Ширчин ответил не сразу. Он склонился над пиалой, молча гоняя чаинки. Потом достал из-за голенища трубку, набил ее табаком и, несколько раз глубоко затянувшись, тихо проговорил:

— Собрание ячейки, говорят, уже было. Члены партии все были против уплаты долгов нойона. Но Цэмбэл им ответил, что хошунное управление подчиняется не ячейке, а аймачному управлению.

— Я не могу поверить, чтобы наша народная власть заставляла нас платить долги! — воскликнула Цэрэн.

— И мне как-то не по себе, да ничего не поделаешь — бумага из аймака пришла!

На другой день утром Шнрчин отобрал пять овец пожирнее и погнал их к монастырю, где разместился филиал американской компании Смита, скупавшей скот и сырье.

Солнце клонилось к закату. Из-за сопки неожиданно выскочил автомобиль. Овцы, напуганные невиданной машиной, бросились врассыпную. Машина затормозила, шофер махнул рукой. С трудом справившись с упирающейся лошадью, Ширчин осторожно приблизился к машине. Водитель был в дэле из темно-синей далембы, в странной шапке, напоминающей старинный богатырский шлем. На шапке — матерчатая, выгоревшая на солнце блекло-красная звезда. Рядом с водителем в машине сидел молодой человек в мягкой шляпе, в светло-сером дэле, плотно облегавшем стройную фигуру. Глаза проницательные, живые, и весь он какой-то необычный. "Человек с огнем в глазах и сиянием на лице", — вспомнил Шпрчин слова древнего изречения.

Незнакомец учтиво поздоровался, и это тоже понравилось Ширчину.

— Впервые едем по этим местам, с пути сбились.
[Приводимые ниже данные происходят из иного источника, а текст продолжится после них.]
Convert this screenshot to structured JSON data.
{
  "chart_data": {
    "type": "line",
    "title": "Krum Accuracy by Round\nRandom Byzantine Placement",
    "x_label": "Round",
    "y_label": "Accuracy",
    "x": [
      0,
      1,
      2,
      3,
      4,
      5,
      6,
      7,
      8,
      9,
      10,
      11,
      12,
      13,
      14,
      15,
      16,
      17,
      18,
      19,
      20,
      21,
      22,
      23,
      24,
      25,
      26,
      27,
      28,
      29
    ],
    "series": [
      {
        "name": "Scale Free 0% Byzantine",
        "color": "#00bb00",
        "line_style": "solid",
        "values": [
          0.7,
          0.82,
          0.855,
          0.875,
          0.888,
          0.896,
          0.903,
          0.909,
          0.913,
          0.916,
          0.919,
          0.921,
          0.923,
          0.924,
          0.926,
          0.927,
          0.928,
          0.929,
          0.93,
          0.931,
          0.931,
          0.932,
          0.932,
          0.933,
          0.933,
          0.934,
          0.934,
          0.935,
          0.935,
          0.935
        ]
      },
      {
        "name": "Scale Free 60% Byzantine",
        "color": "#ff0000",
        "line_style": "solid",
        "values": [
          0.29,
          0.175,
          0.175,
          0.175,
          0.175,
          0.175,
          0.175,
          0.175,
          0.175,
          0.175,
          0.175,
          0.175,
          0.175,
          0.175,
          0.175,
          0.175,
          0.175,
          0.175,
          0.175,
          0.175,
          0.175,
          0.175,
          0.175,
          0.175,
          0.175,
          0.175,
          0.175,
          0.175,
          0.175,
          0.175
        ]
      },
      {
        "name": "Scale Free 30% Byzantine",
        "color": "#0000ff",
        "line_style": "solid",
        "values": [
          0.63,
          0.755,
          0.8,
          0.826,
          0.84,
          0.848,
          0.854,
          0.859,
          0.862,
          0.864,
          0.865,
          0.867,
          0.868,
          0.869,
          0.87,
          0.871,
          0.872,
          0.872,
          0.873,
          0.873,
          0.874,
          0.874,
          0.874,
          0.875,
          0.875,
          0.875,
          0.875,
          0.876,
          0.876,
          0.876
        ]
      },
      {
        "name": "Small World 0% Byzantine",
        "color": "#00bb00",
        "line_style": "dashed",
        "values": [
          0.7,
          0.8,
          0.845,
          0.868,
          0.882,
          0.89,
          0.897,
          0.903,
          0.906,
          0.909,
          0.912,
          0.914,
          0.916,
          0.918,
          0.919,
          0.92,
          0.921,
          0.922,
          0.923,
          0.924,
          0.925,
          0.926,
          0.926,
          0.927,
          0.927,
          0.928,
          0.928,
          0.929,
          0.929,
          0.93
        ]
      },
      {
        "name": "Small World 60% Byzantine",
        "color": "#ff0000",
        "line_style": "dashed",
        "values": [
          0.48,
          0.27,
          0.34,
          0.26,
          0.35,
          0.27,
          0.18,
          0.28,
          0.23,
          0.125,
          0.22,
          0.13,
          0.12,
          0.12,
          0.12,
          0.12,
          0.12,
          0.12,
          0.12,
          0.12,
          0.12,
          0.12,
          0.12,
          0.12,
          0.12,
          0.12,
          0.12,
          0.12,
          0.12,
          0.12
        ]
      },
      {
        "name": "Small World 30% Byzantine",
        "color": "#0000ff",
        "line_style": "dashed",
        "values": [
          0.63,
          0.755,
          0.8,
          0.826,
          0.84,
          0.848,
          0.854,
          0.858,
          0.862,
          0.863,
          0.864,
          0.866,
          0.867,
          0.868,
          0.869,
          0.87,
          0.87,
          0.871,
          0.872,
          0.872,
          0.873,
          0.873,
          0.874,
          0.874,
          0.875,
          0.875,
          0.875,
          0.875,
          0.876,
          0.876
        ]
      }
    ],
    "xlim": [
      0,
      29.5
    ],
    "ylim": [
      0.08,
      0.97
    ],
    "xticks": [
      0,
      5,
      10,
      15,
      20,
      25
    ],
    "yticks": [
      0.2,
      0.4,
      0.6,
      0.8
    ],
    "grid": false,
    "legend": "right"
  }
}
Скажите, как ближе проехать в Ургу? — вежливо спросил незнакомец.

Выслушав Ширчина, он спросил:

— А вы куда путь держите?

Ширчин сказал, что едет платить долги хошуна фирме "Тянь И-дэ". Незнакомец нахмурился.

— В вашем хошуне все еще платят старые долги нойонов? — изумился он.
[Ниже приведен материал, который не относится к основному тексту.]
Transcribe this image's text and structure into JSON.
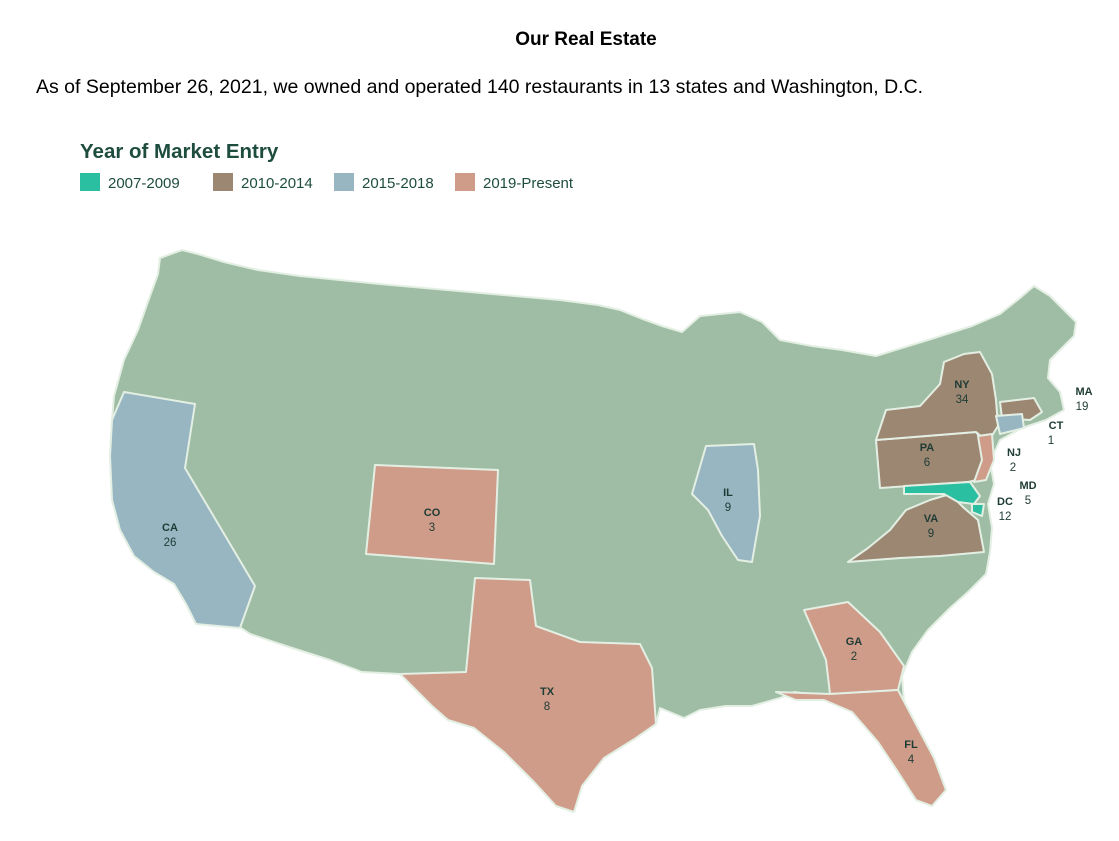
{
  "header": {
    "title": "Our Real Estate",
    "intro": "As of September 26, 2021, we owned and operated 140 restaurants in 13 states and Washington, D.C."
  },
  "map": {
    "legend_title": "Year of Market Entry",
    "legend": [
      {
        "label": "2007-2009",
        "color": "#2bbfa2"
      },
      {
        "label": "2010-2014",
        "color": "#9c8773"
      },
      {
        "label": "2015-2018",
        "color": "#97b6c2"
      },
      {
        "label": "2019-Present",
        "color": "#cf9c8a"
      }
    ],
    "base_color": "#9fbda4",
    "states": {
      "CA": {
        "code": "CA",
        "count": "26",
        "period": "2015-2018"
      },
      "CO": {
        "code": "CO",
        "count": "3",
        "period": "2019-Present"
      },
      "TX": {
        "code": "TX",
        "count": "8",
        "period": "2019-Present"
      },
      "IL": {
        "code": "IL",
        "count": "9",
        "period": "2015-2018"
      },
      "GA": {
        "code": "GA",
        "count": "2",
        "period": "2019-Present"
      },
      "FL": {
        "code": "FL",
        "count": "4",
        "period": "2019-Present"
      },
      "VA": {
        "code": "VA",
        "count": "9",
        "period": "2010-2014"
      },
      "PA": {
        "code": "PA",
        "count": "6",
        "period": "2010-2014"
      },
      "NY": {
        "code": "NY",
        "count": "34",
        "period": "2010-2014"
      },
      "MA": {
        "code": "MA",
        "count": "19",
        "period": "2010-2014"
      },
      "CT": {
        "code": "CT",
        "count": "1",
        "period": "2015-2018"
      },
      "NJ": {
        "code": "NJ",
        "count": "2",
        "period": "2019-Present"
      },
      "MD": {
        "code": "MD",
        "count": "5",
        "period": "2007-2009"
      },
      "DC": {
        "code": "DC",
        "count": "12",
        "period": "2007-2009"
      }
    }
  }
}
"Видно, хороший человек. Расскажу-ка ему все. Авось поможет деду Батбаяру, ведь он хотел только избавить народ от долгов", — пронеслось в голове Ширчина. И он принялся с жаром говорить о том, что накипело у него на, сердце.

— Вот оно что, долги взыскивают по распоряжению аймачного управления. Имело ли право аймачное управление снять выборного председателя хошуна и заставить вас платить долги нойонов, как вы думаете? — задал вопрос незнакомец.
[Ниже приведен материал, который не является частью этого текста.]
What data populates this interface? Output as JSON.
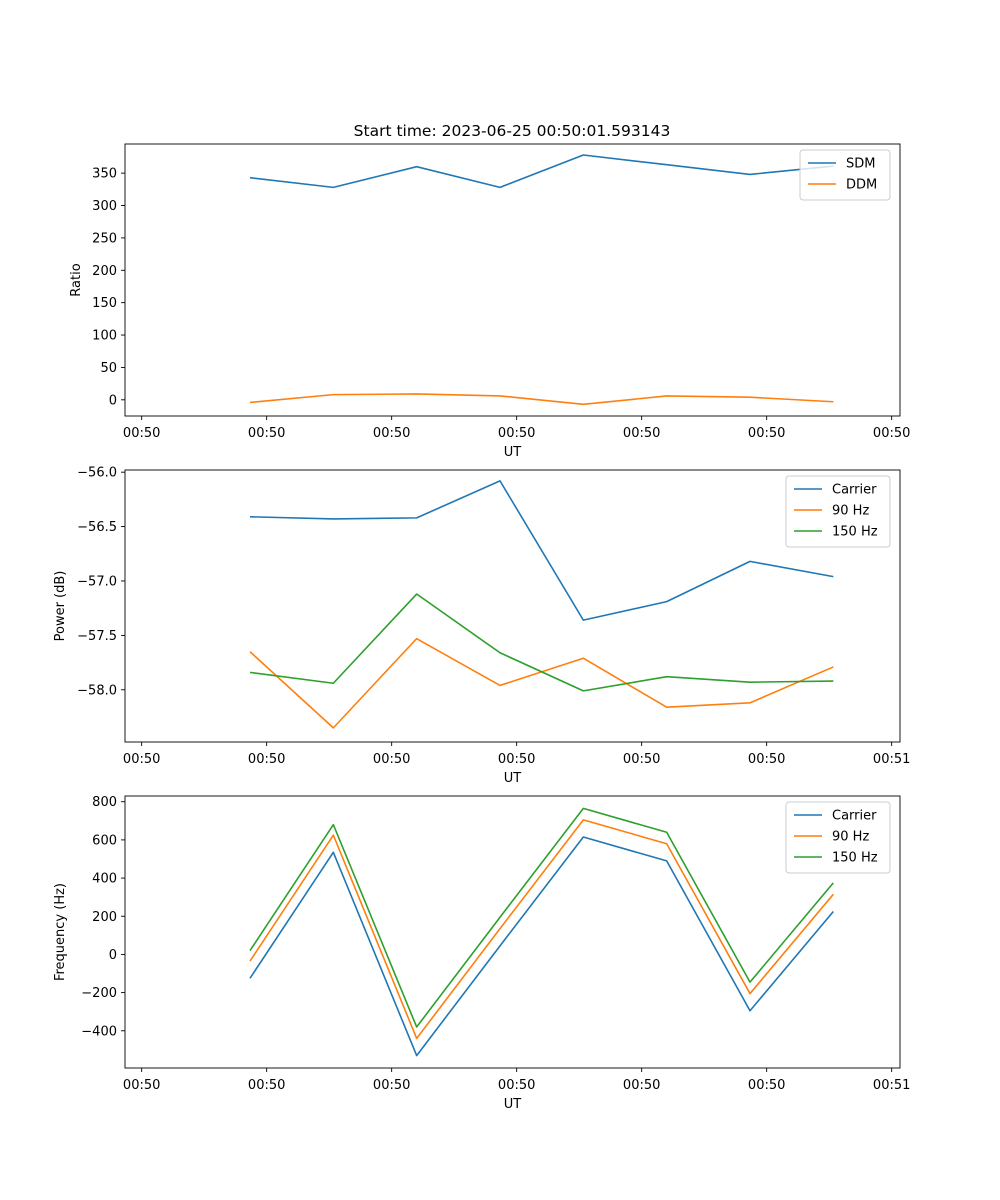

— По правде сказать, в законах я разбираюсь плохо, но думается мне, не должны мы платить, раз правительство отменило.

— Правильно! Ну-ка скажите, как проехать в хошунное управление. Придется мне заглянуть туда. А овец обратно гоните.

— Но как же распоряжение? — растерянно спросил Ширчин.

— Распоряжение это незаконное. Вы же сами говорите, что, по-вашему, не полагается с вас чужие долги взимать.

— Но это только мы, араты, так думаем.

— И правильно думаете. Поезжайте домой, а я разберусь, что у вас тут делается. Бензина хватит? — спросил незнакомец водителя. — Тогда и раздумывать нечего. Едем! Да, чуть не забыл. Скажите-ка, как вас зовут? Ширчин? Ну, до новой встречи, Ширчин-гуай. Возвращайтесь домой и расскажите там всем, что народная власть от уплаты княжеских долгов освободила аратов навсегда.

Незнакомец приветливо кивнул, машина загудела, лошадь под Ширчином бешено рванулась в сторону, ему стоило большого труда удержать ее. Он долго смотрел вслед мчавшейся по степи машине и вдруг хлопнул себя по лбу: как же он не догадался спросить имя незнакомца?

"Должно быть, большой человек, коль разъезжает на машине!" — раздумывал Ширчин. Он повернул овец к юрте. Ему хотелось скорей с кем-нибудь поделиться своей радостью. Они не будут никогда платить долги нойонов. Но с кем же в степи поделишься? Летом в этих безводных местах ни души. Пустыня! Одни сурки да джейраны… Возле юрты Ширчина встретила жена.

— Ты знаешь, Цэрэн, долги-то ведь отменили, — поделился Ширчин своей радостью и рассказал ей о встрече в степи.

Ван-младший, слышавший рассказ Ширчина, сказал:

— Я уверен, мы об этом хорошем человеке услышим очень скоро. Наверняка большой человек…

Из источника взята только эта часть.